Motor magazine, which itself eventually disappeared into Autocropley’s shadow reported (Sept. 6th, 1980) on how “Triumph production ends at Canley”. On the opposite page there stood an article entitled “Honda launches its Bounty”.
So, the factory closure article begins as follows: “Production of Triumph cars at BL-s ill-fated Canley factory on the outskirts of Coventry has ended. With it go the Triumph Spitfire and Dolomite which will be gradually phased out of the BL model range”. Meanwhile, on page 3, we read: “Announced in Japan last week was Honda’s new medium-sized four-door saloon, a version which will be built in Britain to replace the Dolomite.”
We’ve written a few things about Triumph down the years so this is a good time to gently take you by the elbow and lead you to a nice chair and force you to read these again:
Eóin Doyle wrote this article about the 1300/Dolomite. I wrote this about whether it would have been better to kill Rover and keep Triumph. This one is about the 2500. And SV Robinson has this socio-economic look at the Triumph Acclaim, a car that did not ever deserve to wear the Triumph badge. And this one is about the Triumph Stag V8.
There is an article by Archie Vicar about the Stag which once appeared at another website and which seems not to have made the transition to this one. I must see if I can track it down and make it available here.
The Motor articles are rather blithe about the demise of Canley and the rise of Honda. It takes some 20/20 rearview vision to see the implications of the Honda Bounty; the lack of sentiment over the changes at Canley are harder to understand. Are we to read this as a sign that the motoring press had lost patience with Triumph? That its demise was inevitable?

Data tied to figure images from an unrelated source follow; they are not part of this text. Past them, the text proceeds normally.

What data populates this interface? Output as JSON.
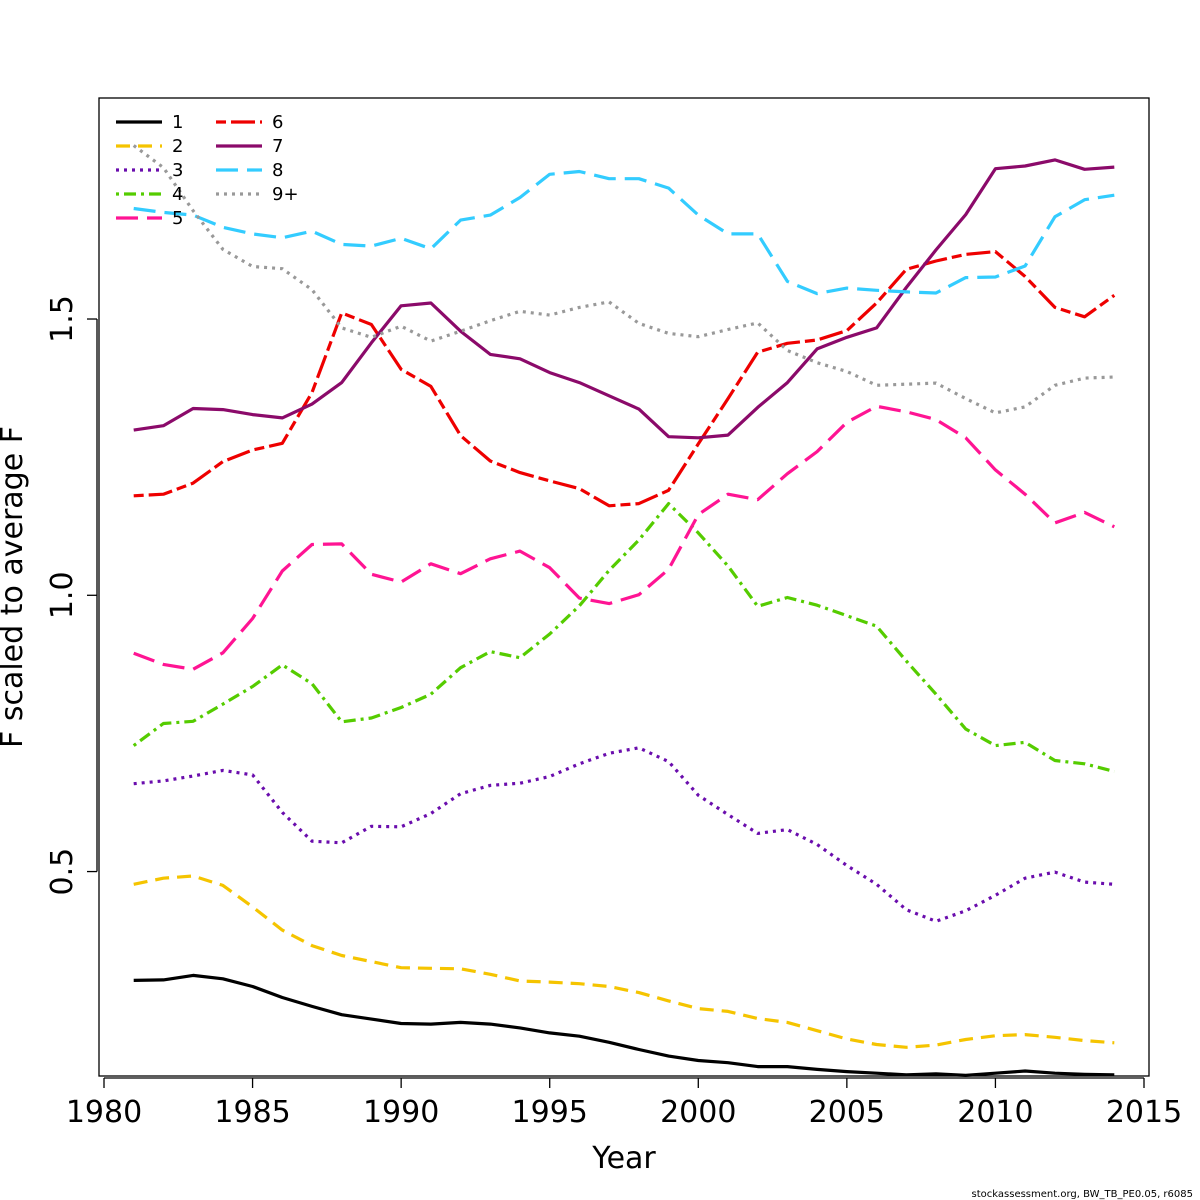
{
  "chart_data": {
    "type": "line",
    "xlabel": "Year",
    "ylabel": "F scaled to average F",
    "xlim": [
      1980,
      2015
    ],
    "ylim": [
      0.13,
      1.9
    ],
    "x_ticks": [
      1980,
      1985,
      1990,
      1995,
      2000,
      2005,
      2010,
      2015
    ],
    "y_ticks": [
      0.5,
      1.0,
      1.5
    ],
    "y_tick_labels": [
      "0.5",
      "1.0",
      "1.5"
    ],
    "grid": false,
    "legend_position": "top-left",
    "x": [
      1981,
      1982,
      1983,
      1984,
      1985,
      1986,
      1987,
      1988,
      1989,
      1990,
      1991,
      1992,
      1993,
      1994,
      1995,
      1996,
      1997,
      1998,
      1999,
      2000,
      2001,
      2002,
      2003,
      2004,
      2005,
      2006,
      2007,
      2008,
      2009,
      2010,
      2011,
      2012,
      2013,
      2014
    ],
    "series": [
      {
        "name": "1",
        "color": "#000000",
        "dash": "solid",
        "values": [
          0.303,
          0.304,
          0.312,
          0.306,
          0.292,
          0.272,
          0.256,
          0.241,
          0.233,
          0.225,
          0.224,
          0.227,
          0.224,
          0.217,
          0.208,
          0.202,
          0.191,
          0.178,
          0.166,
          0.158,
          0.154,
          0.147,
          0.147,
          0.142,
          0.138,
          0.135,
          0.132,
          0.134,
          0.131,
          0.135,
          0.139,
          0.135,
          0.133,
          0.132
        ]
      },
      {
        "name": "2",
        "color": "#f5c400",
        "dash": "dashed",
        "values": [
          0.477,
          0.488,
          0.492,
          0.475,
          0.436,
          0.394,
          0.366,
          0.348,
          0.337,
          0.326,
          0.325,
          0.324,
          0.314,
          0.302,
          0.3,
          0.297,
          0.292,
          0.281,
          0.266,
          0.252,
          0.247,
          0.234,
          0.227,
          0.212,
          0.197,
          0.187,
          0.182,
          0.186,
          0.196,
          0.203,
          0.205,
          0.2,
          0.194,
          0.19
        ]
      },
      {
        "name": "3",
        "color": "#6a0dad",
        "dash": "dotted",
        "values": [
          0.659,
          0.664,
          0.673,
          0.683,
          0.675,
          0.607,
          0.555,
          0.552,
          0.582,
          0.581,
          0.605,
          0.641,
          0.656,
          0.66,
          0.672,
          0.695,
          0.714,
          0.724,
          0.699,
          0.638,
          0.603,
          0.569,
          0.576,
          0.549,
          0.511,
          0.477,
          0.431,
          0.41,
          0.429,
          0.457,
          0.488,
          0.499,
          0.481,
          0.477
        ]
      },
      {
        "name": "4",
        "color": "#55cc00",
        "dash": "dashdot",
        "values": [
          0.728,
          0.768,
          0.772,
          0.803,
          0.835,
          0.874,
          0.84,
          0.771,
          0.778,
          0.797,
          0.821,
          0.869,
          0.898,
          0.887,
          0.93,
          0.981,
          1.045,
          1.1,
          1.166,
          1.113,
          1.053,
          0.98,
          0.996,
          0.982,
          0.963,
          0.944,
          0.881,
          0.821,
          0.758,
          0.728,
          0.734,
          0.701,
          0.695,
          0.681
        ]
      },
      {
        "name": "5",
        "color": "#ff1493",
        "dash": "longdash",
        "values": [
          0.895,
          0.875,
          0.866,
          0.896,
          0.958,
          1.044,
          1.092,
          1.093,
          1.038,
          1.024,
          1.057,
          1.039,
          1.066,
          1.08,
          1.05,
          0.995,
          0.985,
          1.001,
          1.047,
          1.146,
          1.183,
          1.173,
          1.22,
          1.26,
          1.313,
          1.342,
          1.332,
          1.318,
          1.285,
          1.227,
          1.183,
          1.131,
          1.15,
          1.124
        ]
      },
      {
        "name": "6",
        "color": "#ee0000",
        "dash": "twodash",
        "values": [
          1.18,
          1.183,
          1.203,
          1.242,
          1.263,
          1.275,
          1.367,
          1.511,
          1.49,
          1.409,
          1.378,
          1.289,
          1.243,
          1.222,
          1.207,
          1.193,
          1.162,
          1.166,
          1.19,
          1.274,
          1.356,
          1.44,
          1.456,
          1.462,
          1.479,
          1.529,
          1.59,
          1.605,
          1.617,
          1.622,
          1.577,
          1.521,
          1.504,
          1.543
        ]
      },
      {
        "name": "7",
        "color": "#8b0a6a",
        "dash": "solid",
        "values": [
          1.299,
          1.307,
          1.338,
          1.336,
          1.327,
          1.321,
          1.346,
          1.385,
          1.457,
          1.524,
          1.529,
          1.478,
          1.436,
          1.428,
          1.403,
          1.385,
          1.361,
          1.337,
          1.287,
          1.285,
          1.29,
          1.34,
          1.385,
          1.446,
          1.467,
          1.484,
          1.557,
          1.625,
          1.689,
          1.772,
          1.777,
          1.788,
          1.771,
          1.775
        ]
      },
      {
        "name": "8",
        "color": "#33ccff",
        "dash": "longdash",
        "values": [
          1.7,
          1.693,
          1.688,
          1.666,
          1.654,
          1.647,
          1.659,
          1.635,
          1.632,
          1.646,
          1.627,
          1.679,
          1.688,
          1.72,
          1.762,
          1.767,
          1.754,
          1.754,
          1.737,
          1.688,
          1.654,
          1.654,
          1.568,
          1.546,
          1.556,
          1.552,
          1.549,
          1.547,
          1.575,
          1.576,
          1.596,
          1.685,
          1.716,
          1.724
        ]
      },
      {
        "name": "9+",
        "color": "#999999",
        "dash": "dotted",
        "values": [
          1.814,
          1.774,
          1.696,
          1.626,
          1.595,
          1.591,
          1.553,
          1.484,
          1.467,
          1.487,
          1.46,
          1.478,
          1.497,
          1.514,
          1.507,
          1.521,
          1.531,
          1.492,
          1.474,
          1.468,
          1.481,
          1.493,
          1.443,
          1.421,
          1.405,
          1.38,
          1.382,
          1.384,
          1.356,
          1.33,
          1.341,
          1.38,
          1.393,
          1.395
        ]
      }
    ],
    "credit": "stockassessment.org, BW_TB_PE0.05, r6085"
  }
}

It only seemed inevitable then because that was the narrative presented: union troubles, quality problems, an outdated range all pointing to Triumph’s necessary extirpation.

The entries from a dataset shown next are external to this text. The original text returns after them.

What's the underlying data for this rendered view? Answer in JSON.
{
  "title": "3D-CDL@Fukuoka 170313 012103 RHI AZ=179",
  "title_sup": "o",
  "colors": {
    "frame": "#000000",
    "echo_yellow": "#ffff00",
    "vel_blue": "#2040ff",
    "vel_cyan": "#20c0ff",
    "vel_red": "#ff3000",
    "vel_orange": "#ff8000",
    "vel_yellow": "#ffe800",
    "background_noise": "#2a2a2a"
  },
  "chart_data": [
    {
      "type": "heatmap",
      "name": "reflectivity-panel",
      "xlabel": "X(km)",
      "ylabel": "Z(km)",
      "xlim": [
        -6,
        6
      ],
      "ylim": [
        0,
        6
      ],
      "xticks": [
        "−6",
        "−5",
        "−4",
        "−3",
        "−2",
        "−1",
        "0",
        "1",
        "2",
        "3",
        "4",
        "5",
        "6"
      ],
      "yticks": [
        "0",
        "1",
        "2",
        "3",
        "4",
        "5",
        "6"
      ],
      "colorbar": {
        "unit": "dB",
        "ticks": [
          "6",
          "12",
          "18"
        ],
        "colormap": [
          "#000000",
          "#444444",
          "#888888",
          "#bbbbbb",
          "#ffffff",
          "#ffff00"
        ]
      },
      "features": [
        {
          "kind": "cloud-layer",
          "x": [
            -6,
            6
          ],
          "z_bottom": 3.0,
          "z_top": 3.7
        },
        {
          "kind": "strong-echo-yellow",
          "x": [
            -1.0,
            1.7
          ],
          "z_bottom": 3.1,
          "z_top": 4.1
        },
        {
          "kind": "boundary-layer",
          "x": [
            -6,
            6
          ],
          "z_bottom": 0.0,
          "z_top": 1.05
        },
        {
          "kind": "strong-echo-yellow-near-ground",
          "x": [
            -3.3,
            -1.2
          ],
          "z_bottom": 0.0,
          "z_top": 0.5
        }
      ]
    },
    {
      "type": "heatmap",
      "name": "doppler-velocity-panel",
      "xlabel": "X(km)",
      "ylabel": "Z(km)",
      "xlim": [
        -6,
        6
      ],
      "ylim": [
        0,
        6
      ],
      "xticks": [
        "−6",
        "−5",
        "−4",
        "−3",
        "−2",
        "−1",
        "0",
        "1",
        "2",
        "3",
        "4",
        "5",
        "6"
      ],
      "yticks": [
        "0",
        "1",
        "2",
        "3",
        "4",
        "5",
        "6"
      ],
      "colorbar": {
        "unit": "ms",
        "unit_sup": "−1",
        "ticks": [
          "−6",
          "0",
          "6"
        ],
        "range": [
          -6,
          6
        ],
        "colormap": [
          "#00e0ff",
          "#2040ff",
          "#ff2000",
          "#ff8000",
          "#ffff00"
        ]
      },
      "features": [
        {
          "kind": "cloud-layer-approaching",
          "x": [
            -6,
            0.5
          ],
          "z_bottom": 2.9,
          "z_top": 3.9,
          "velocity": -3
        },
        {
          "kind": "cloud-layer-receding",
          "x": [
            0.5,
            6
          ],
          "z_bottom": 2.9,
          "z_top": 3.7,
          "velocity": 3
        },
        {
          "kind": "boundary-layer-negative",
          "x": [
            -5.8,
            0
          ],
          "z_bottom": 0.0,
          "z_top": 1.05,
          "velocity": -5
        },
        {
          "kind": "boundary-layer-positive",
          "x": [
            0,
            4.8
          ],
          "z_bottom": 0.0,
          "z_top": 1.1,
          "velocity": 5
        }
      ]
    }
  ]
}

The history of BMC and then Leyland seem to me to more like the story of how a selected set of Brylcreemed managers used the companies as means to some other end. Politics internal to the companies and also the external relations to the governments of the day mattered more than brands, engineering or product viability.
Triumph withered because it lacked the friends in high places that Rover and Jaguar had and not because the cars themselves were inherently bad. If you look at Triumph’s saloons and sportscars you see pretty compelling vehicles that were as much the precursors to BMW’s sporting luxury as BMW’s saloons of the same period. The 40th anniversary of Canley´s cessation of car manufacture offers a chance to reflect on the subsequent events and on the staggering mismatch between all that was called Triumph and the last car to bear the name.